Lasker~DeBakey
Clinical Medical Research Award

Acceptance remarks by Charles Sawyers

Charles Sawyers It is a humbling and unexpected honor to be here accepting the Lasker-DeBakey Clinical Research Award. Brian Druker and I met nearly 20 years ago when we were both postdoctoral fellows studying the signaling properties of the BCR-ABL enzyme. Brian was in Boston, I was in Los Angeles. I met Nick Lydon a few years later in Basel, Switzerland when he and Brian invited me to join the effort to move the compound that would become Gleevec into the clinic. Successful partnerships are born in unpredictable ways. Who knew what would follow?

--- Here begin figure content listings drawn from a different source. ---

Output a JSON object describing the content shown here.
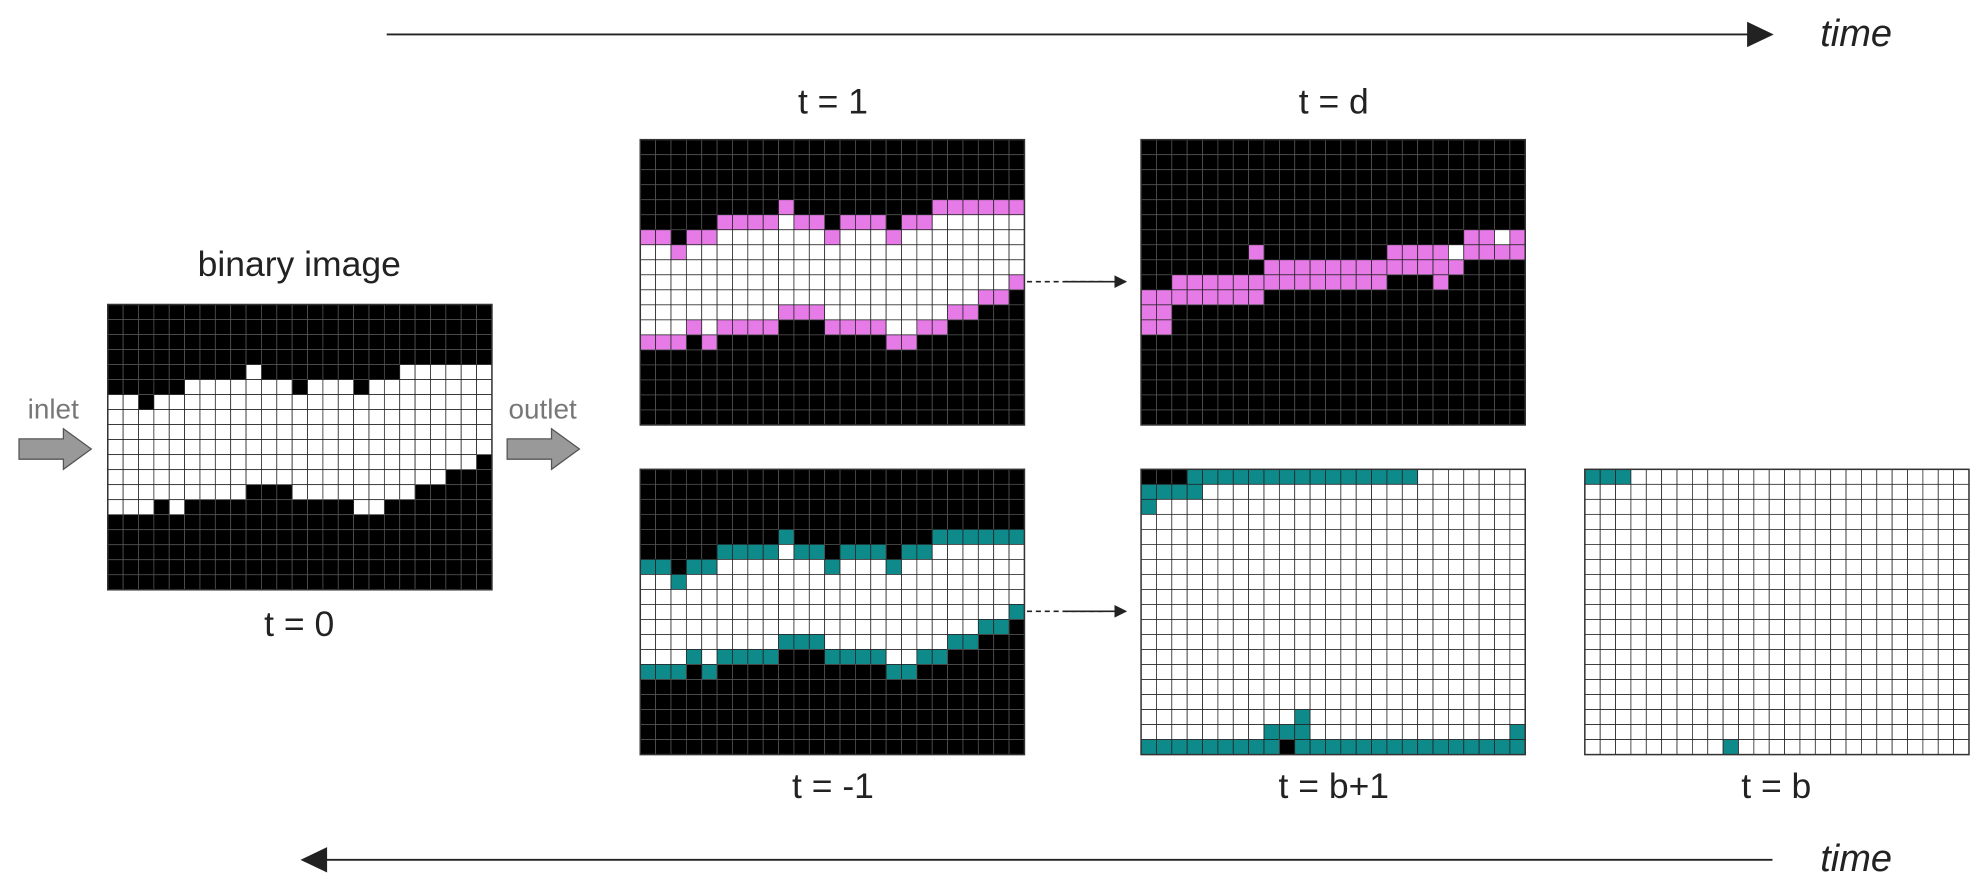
{
  "timeline": {
    "top_label": "time",
    "bottom_label": "time"
  },
  "flow": {
    "inlet": "inlet",
    "outlet": "outlet"
  },
  "panels": [
    {
      "title": "binary image",
      "label": "t = 0"
    },
    {
      "label": "t = 1"
    },
    {
      "label": "t = d"
    },
    {
      "label": "t = -1"
    },
    {
      "label": "t = b+1"
    },
    {
      "label": "t = b"
    }
  ]
}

Among our trio, I am known primarily as the resistance guy. In 2001 my group discovered that patients who relapse while taking Gleevec have mutations in the BCR-ABL enzyme that prevent the drug from binding its target. This was a big surprise because all bets were on another explanation - that tumors would escape their need for BCR-ABL because they had so many other genetic mutations that could presumably drive the growth of the tumor. Instead, the answer was elegantly simple. The tumor does everything in its power to maintain BCR-ABL activity. In hindsight, this was clear evidence of a general principle we now call oncogene addiction that guides much of cancer drug development today.

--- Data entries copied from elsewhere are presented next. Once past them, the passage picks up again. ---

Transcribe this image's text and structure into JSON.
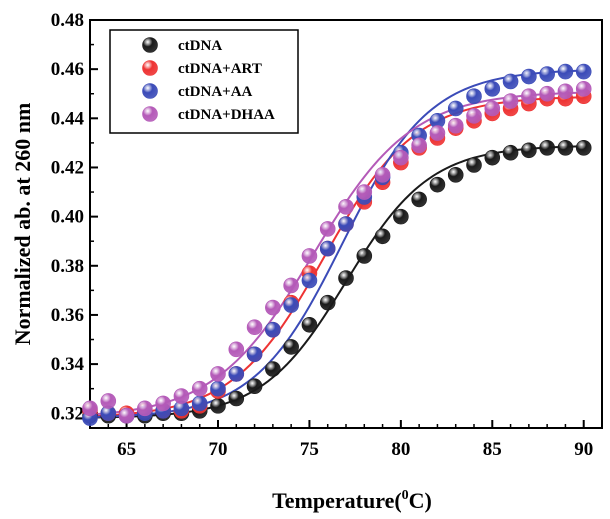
{
  "chart_data": {
    "type": "scatter",
    "xlabel": "Temperature(",
    "xlabel_sup": "0",
    "xlabel_tail": "C)",
    "ylabel": "Normalized ab. at 260 nm",
    "xlim": [
      63,
      91
    ],
    "ylim": [
      0.314,
      0.48
    ],
    "xticks": [
      65,
      70,
      75,
      80,
      85,
      90
    ],
    "yticks": [
      0.32,
      0.34,
      0.36,
      0.38,
      0.4,
      0.42,
      0.44,
      0.46,
      0.48
    ],
    "ytick_labels": [
      "0.32",
      "0.34",
      "0.36",
      "0.38",
      "0.40",
      "0.42",
      "0.44",
      "0.46",
      "0.48"
    ],
    "legend_position": "top-left",
    "x": [
      63,
      64,
      65,
      66,
      67,
      68,
      69,
      70,
      71,
      72,
      73,
      74,
      75,
      76,
      77,
      78,
      79,
      80,
      81,
      82,
      83,
      84,
      85,
      86,
      87,
      88,
      89,
      90
    ],
    "series": [
      {
        "name": "ctDNA",
        "color": "#1a1a1a",
        "values": [
          0.319,
          0.319,
          0.319,
          0.319,
          0.32,
          0.32,
          0.321,
          0.323,
          0.326,
          0.331,
          0.338,
          0.347,
          0.356,
          0.365,
          0.375,
          0.384,
          0.392,
          0.4,
          0.407,
          0.413,
          0.417,
          0.421,
          0.424,
          0.426,
          0.427,
          0.428,
          0.428,
          0.428
        ],
        "fit": {
          "bottom": 0.318,
          "top": 0.429,
          "tm": 77.0,
          "slope": 2.3
        }
      },
      {
        "name": "ctDNA+ART",
        "color": "#ee3333",
        "values": [
          0.321,
          0.32,
          0.32,
          0.321,
          0.321,
          0.321,
          0.323,
          0.329,
          0.336,
          0.344,
          0.354,
          0.365,
          0.377,
          0.387,
          0.397,
          0.406,
          0.414,
          0.422,
          0.428,
          0.432,
          0.436,
          0.439,
          0.442,
          0.444,
          0.446,
          0.448,
          0.448,
          0.449
        ],
        "fit": {
          "bottom": 0.318,
          "top": 0.449,
          "tm": 75.8,
          "slope": 2.5
        }
      },
      {
        "name": "ctDNA+AA",
        "color": "#3b4bb8",
        "values": [
          0.318,
          0.32,
          0.319,
          0.32,
          0.321,
          0.322,
          0.324,
          0.33,
          0.336,
          0.344,
          0.354,
          0.364,
          0.374,
          0.387,
          0.397,
          0.408,
          0.416,
          0.426,
          0.433,
          0.439,
          0.444,
          0.449,
          0.452,
          0.455,
          0.457,
          0.458,
          0.459,
          0.459
        ],
        "fit": {
          "bottom": 0.318,
          "top": 0.46,
          "tm": 76.8,
          "slope": 2.4
        }
      },
      {
        "name": "ctDNA+DHAA",
        "color": "#b45ab8",
        "values": [
          0.322,
          0.325,
          0.319,
          0.322,
          0.324,
          0.327,
          0.33,
          0.336,
          0.346,
          0.355,
          0.363,
          0.372,
          0.384,
          0.395,
          0.404,
          0.41,
          0.417,
          0.424,
          0.429,
          0.434,
          0.437,
          0.441,
          0.444,
          0.447,
          0.449,
          0.45,
          0.451,
          0.452
        ],
        "fit": {
          "bottom": 0.318,
          "top": 0.451,
          "tm": 75.2,
          "slope": 2.7
        }
      }
    ]
  }
}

Many people played a role in the remarkable convergence of events that allowed us to move so quickly from discovering the cause of resistance in 2001 to a solution to overcome it just a few years later. Pasteur said that "chance favors the prepared mind." I credit Owen Witte, my postdoctoral mentor, for "preparing" my mind to connect the various pieces of the resistance puzzle that we faced first in the clinic, then in the laboratory. Mercedes Gorre and Neil Shah, who are both here today, conducted the experiments in my lab that led to the discovery of the resistance mutations and courageously persevered when their initial results were challenged. John Kuriyan solved the structure of Gleevec bound to ABL, then partnered with us to understand how the many different mutations we were finding in patients confer resistance. Only through that collaboration did we come to the hypothesis that an inhibitor that binds BCR-ABL differently might offer a common solution against the many different Gleevec-resistant mutations. In an amazing coincidence, Frank Lee and Rob Kramer at Bristol Myers Squibb had a compound with precisely the properties we were imagining but that they had originally discovered for a different purpose. Four years later that compound, dasatinib or Sprycel, was approved by the FDA for Gleevec-resistant chronic myeloid leukemia.

In closing, I thank the patients who participated in these clinical trials, many of whom have sent me messages of joy ever since the Lasker announcement. I also thank my parents, my brother and sister, and my wife and children, all here today, for supporting my dedication to this work.